Upon completing the book, Zipf hopes readers gain a better understanding of the issue of forced labor.

“I want college students to read this book. One of the things I want them to understand is that, especially with peonage, with debt and slavery, it can happen to anyone,” Zipf said. “On a personal level, they can see how an employer ensnares his employees into that kind of service, and that is illegal.”

At a broader societal level, Zipf wants her readers to understand how food is grown and harvested, and that working conditions have not improved.

“Growers are not willing to pay Americans what they want to work in the fields,” she said. “It’s not that Americans are too lazy to pick blueberries. It’s that they don’t want to work in conditions where they have no sanitation, where they have no access to safe showers, where they have no access to decent food, and they certainly don’t have access to decent housing. So, Americans are doing what they do best. They are protesting the conditions by not working in those circumstances.”

As a result, Zipf said farmers lobbied the federal government for policies that allowed temporary outsourcing of workers from other countries.

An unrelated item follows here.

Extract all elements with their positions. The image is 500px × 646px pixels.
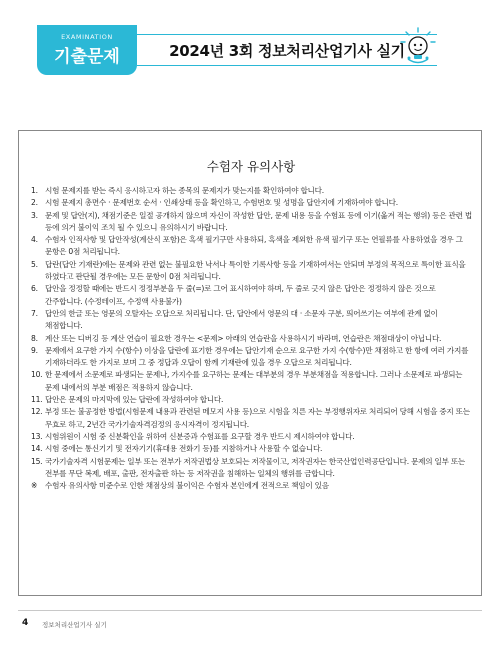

When Zipf returns to her teaching role, she said she wants to contribute to the discussion of slavery through the department’s “History 1776: Foundations of American Democracy” class, a course resulting from a new state-required mandate.

“The teaching of slavery and freedom is one of the major goals of ‘History 1776,’” she said. “The documents said slavery more or less ended with the Civil War, but we can see forced labor continues in many forms.”

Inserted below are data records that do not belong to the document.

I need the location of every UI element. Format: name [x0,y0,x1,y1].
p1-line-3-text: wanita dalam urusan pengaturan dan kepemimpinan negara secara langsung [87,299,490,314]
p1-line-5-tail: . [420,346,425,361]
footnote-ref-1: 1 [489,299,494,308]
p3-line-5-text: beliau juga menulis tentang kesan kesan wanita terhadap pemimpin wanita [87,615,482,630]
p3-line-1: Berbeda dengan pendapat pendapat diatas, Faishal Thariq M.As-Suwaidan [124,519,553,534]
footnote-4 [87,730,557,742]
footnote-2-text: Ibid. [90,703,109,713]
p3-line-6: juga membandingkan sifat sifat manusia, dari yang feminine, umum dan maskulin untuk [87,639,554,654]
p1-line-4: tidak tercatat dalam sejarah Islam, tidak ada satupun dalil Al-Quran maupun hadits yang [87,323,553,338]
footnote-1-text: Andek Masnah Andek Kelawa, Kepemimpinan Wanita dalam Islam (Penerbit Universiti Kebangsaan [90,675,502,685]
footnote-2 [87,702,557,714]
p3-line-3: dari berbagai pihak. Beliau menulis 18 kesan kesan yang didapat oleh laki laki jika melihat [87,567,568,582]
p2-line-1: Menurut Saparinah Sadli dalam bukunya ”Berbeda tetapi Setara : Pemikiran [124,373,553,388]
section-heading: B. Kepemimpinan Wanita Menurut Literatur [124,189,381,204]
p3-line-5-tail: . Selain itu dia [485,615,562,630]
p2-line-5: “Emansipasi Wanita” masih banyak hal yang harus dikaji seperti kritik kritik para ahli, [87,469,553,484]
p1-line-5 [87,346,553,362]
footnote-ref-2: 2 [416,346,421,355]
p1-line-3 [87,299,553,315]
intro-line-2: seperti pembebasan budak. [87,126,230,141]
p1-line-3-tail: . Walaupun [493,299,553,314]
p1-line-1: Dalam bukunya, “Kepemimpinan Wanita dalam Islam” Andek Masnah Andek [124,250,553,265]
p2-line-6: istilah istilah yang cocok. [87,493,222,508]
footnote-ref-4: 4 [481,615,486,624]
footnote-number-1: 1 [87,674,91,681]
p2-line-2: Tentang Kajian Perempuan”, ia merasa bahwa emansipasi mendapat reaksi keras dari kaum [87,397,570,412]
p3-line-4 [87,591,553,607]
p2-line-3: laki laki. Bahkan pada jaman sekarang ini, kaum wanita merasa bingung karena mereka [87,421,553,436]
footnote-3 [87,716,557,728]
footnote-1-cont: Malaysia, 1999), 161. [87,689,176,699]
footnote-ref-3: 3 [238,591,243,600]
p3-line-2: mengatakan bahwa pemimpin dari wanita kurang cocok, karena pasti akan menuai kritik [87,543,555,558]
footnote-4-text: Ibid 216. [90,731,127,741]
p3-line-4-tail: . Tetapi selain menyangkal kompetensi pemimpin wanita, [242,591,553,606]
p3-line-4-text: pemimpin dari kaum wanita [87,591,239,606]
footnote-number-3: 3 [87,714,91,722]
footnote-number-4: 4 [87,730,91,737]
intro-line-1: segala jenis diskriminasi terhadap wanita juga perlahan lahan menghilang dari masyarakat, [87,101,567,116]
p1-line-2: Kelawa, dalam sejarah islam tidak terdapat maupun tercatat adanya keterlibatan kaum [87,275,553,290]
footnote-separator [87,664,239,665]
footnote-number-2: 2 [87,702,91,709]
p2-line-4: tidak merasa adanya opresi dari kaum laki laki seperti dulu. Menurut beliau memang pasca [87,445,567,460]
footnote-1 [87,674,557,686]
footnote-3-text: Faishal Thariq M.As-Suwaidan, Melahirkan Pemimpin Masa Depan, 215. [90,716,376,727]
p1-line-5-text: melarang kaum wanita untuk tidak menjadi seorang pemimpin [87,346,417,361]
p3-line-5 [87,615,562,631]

A group of farm workers sits in front of a row of small brick shacks with screen doors and tin roofs along a dirt road.

In 1979, Dr. John Moses, a physician at Duke University, researched rural health at farm worker housing camps. This photograph, taken near Asheville, represents typical farm worker housing. Workers in the eastern part of the state usually lived in barracks. (Photo by John Moses, box 2, Rubenstein Library Collection, Duke University)

Zipf said her research will continue to provide her a greater understanding of the topic of American slavery and help inform not only her book, but also her teaching.

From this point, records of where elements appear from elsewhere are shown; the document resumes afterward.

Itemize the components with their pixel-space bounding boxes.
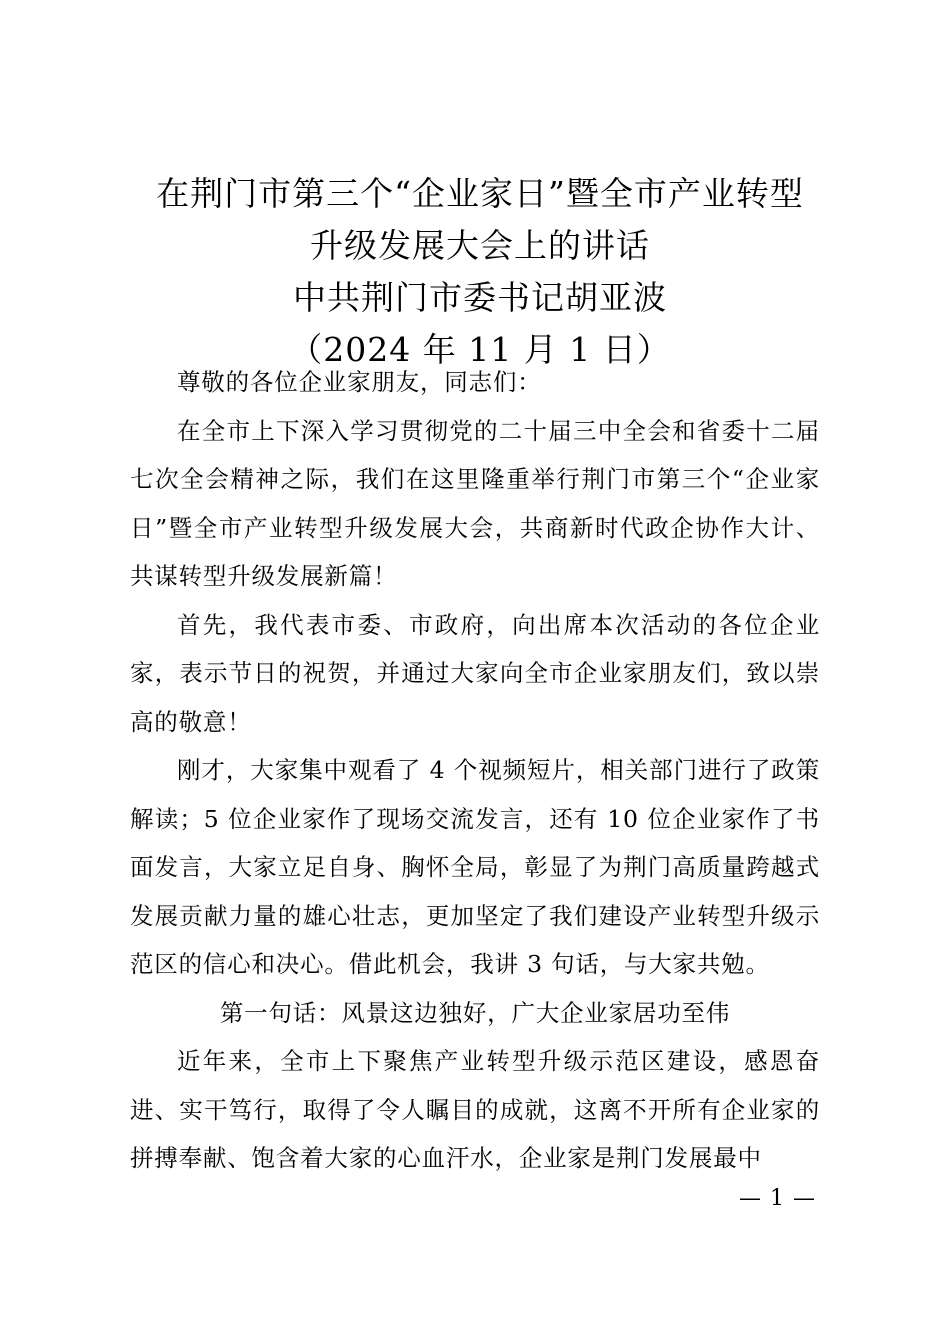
document-body xyxy=(130,358,820,1183)
body-paragraph-3: 刚才，大家集中观看了 4 个视频短片，相关部门进行了政策解读；5 位企业家作了现场交流发言，还有 10 位企业家作了书面发言，大家立足自身、胸怀全局，彰显了为荆门高质量跨越式发展贡献力量的雄心壮志，更加坚定了我们建设产业转型升级示范区的信心和决心。借此机会，我讲 3 句话，与大家共勉。 xyxy=(130,756,820,978)
document-title xyxy=(110,168,850,376)
section-heading: 第一句话：风景这边独好，广大企业家居功至伟 xyxy=(219,998,731,1027)
section-paragraph: 近年来，全市上下聚焦产业转型升级示范区建设，感恩奋进、实干笃行，取得了令人瞩目的成就，这离不开所有企业家的拼搏奉献、饱含着大家的心血汗水，企业家是荆门发展最中 xyxy=(130,1047,820,1172)
title-line-1: 在荆门市第三个“企业家日”暨全市产业转型 xyxy=(156,174,804,213)
body-paragraph-2: 首先，我代表市委、市政府，向出席本次活动的各位企业家，表示节日的祝贺，并通过大家向全市企业家朋友们，致以崇高的敬意！ xyxy=(130,610,820,736)
page-number: — 1 — xyxy=(739,1186,816,1211)
date-line: （2024 年 11 月 1 日） xyxy=(289,330,671,369)
body-paragraph-1: 在全市上下深入学习贯彻党的二十届三中全会和省委十二届七次全会精神之际，我们在这里隆重举行荆门市第三个“企业家日”暨全市产业转型升级发展大会，共商新时代政企协作大计、共谋转型升级发展新篇！ xyxy=(130,416,820,590)
speaker-line: 中共荆门市委书记胡亚波 xyxy=(293,278,667,317)
salutation-paragraph: 尊敬的各位企业家朋友，同志们： xyxy=(177,368,542,396)
title-line-2: 升级发展大会上的讲话 xyxy=(310,226,650,265)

“Dr. Zipf’s fellowship is a wonderful recognition of her national reputation as a scholar of North Carolina history,” said Dr. Timothy Jenks, chair and associate professor in the Department of History. “The department is extraordinarily proud of this opportunity, which will permit Dr. Zipf the necessary time to write her third book. NHC fellowships provide great opportunities for scholars, and it is great that ECU is receiving such support.”

Zipf said she spent many years preparing for the fellowship application. The effort required a three-pronged approach that boosted her to the competitive level. First, an earlier fellowship at the Yale University Gilder Lehrman Center enabled her to publish a major journal article from her book project, which she accomplished in March 2024. Second, she sought out references from previous fellows and scholars at universities with close ties to the center. Finally, she credits the assistance from a grant-writing seminar for humanities faculty led by ECU’s Dr. Will Banks, director of the university writing program and a professor of English, and Dr. Kerri Flinchbaugh, assistant director of the university writing program.

“Both Dr. Banks and Dr. Flinchbaugh come from outside of a historical background, and it was helpful to get their viewpoint,” Zipf said.

“Will Banks knows what he is doing in reviewing and critiquing a grant proposal at the national level. I cannot extend enough thanks to him for the careful eye he brought to my proposal and how he helped me understand how to address an audience of humanities scholars beyond my field,” she said.

“Kerri Flinchbaugh also was incredible,” Zipf said. “Sometimes you forget about the human story, you fail to see the forest through the trees. What Kerri did was force me to consider the human story in a way I previously could not see.”